The Liberal Democrats, it may charitably be said, are a broad church. They are a party that like any other has legitimate disagreement on policy. But most observers and party members alike would say commitment to proportional representation is the sine qua non of Liberal Democrat politics.

That our representatives’ numbers bear scant relationship to the numbers of votes cast for them is, Lib Dems correctly say, a clear injustice that undermines the legitimacy of our whole democracy. Or, as now-Energy Secretary Chris Huhne put it during the election campaign:

“The Alternative Vote is a small step in the right direction, but it is not a proportional system and it does not give voters real power over both the party and the person elected as MP.

“Only the Single Transferable Vote in multi-member seats would abolish MPs’ meal tickets for life, and we will fight to amend this proposal to give people a real choice for a more significant change.”

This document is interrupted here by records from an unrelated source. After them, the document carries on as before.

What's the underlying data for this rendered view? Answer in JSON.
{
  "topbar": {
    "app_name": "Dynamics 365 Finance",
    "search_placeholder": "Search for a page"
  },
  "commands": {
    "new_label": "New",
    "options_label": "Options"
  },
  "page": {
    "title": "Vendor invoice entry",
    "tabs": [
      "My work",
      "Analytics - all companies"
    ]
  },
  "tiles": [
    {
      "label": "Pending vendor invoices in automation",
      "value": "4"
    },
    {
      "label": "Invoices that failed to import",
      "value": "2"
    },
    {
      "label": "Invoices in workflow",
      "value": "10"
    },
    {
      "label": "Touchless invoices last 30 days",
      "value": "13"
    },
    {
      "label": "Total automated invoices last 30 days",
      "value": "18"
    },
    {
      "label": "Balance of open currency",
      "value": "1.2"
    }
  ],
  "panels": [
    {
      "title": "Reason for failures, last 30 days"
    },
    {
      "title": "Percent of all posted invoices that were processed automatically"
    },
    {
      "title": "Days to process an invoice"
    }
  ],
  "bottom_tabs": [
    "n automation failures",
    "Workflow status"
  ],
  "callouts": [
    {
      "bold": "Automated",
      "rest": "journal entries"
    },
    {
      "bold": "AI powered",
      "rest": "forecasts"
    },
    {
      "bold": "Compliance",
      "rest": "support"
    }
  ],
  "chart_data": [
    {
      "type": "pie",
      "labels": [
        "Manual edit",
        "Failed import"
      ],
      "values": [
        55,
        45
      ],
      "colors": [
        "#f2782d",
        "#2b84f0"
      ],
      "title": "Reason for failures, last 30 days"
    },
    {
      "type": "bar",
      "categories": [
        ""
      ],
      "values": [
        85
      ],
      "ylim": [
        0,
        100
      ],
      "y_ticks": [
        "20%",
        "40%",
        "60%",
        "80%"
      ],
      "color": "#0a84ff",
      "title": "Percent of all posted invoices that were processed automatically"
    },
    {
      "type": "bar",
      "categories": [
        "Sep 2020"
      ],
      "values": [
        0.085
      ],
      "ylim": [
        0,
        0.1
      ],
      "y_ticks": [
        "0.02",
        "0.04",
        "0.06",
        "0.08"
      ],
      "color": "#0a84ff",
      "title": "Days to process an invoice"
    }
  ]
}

Well, it turns out they didn’t have to fight. One Green, one Conservative and one Labour MP this evening tabled that very amendment to that very proposal.

Caroline Lucas, Douglas Carswell and Austin Mitchell proposed an amendment to give us, the voters, the choice of whether to have PR or not. They would have offered us the referendum questions:

1. Do you want to change the current “first past the post” system for electing Members of Parliament to the House of Commons?

2. If there were a change, list your order of preference, 1, 2, 3, for the United Kingdom to adopt:

a. The ‘alternative vote’ system,
b. The ‘additional member’ system, or
c. The ‘single transferable vote’ system with multi-member constituencies.

Finally, the Liberal Democrats have the chance, in the committee of the whole House, to fight for STV.

Reader, they voted against.

What do the Liberal Democrats stand for now?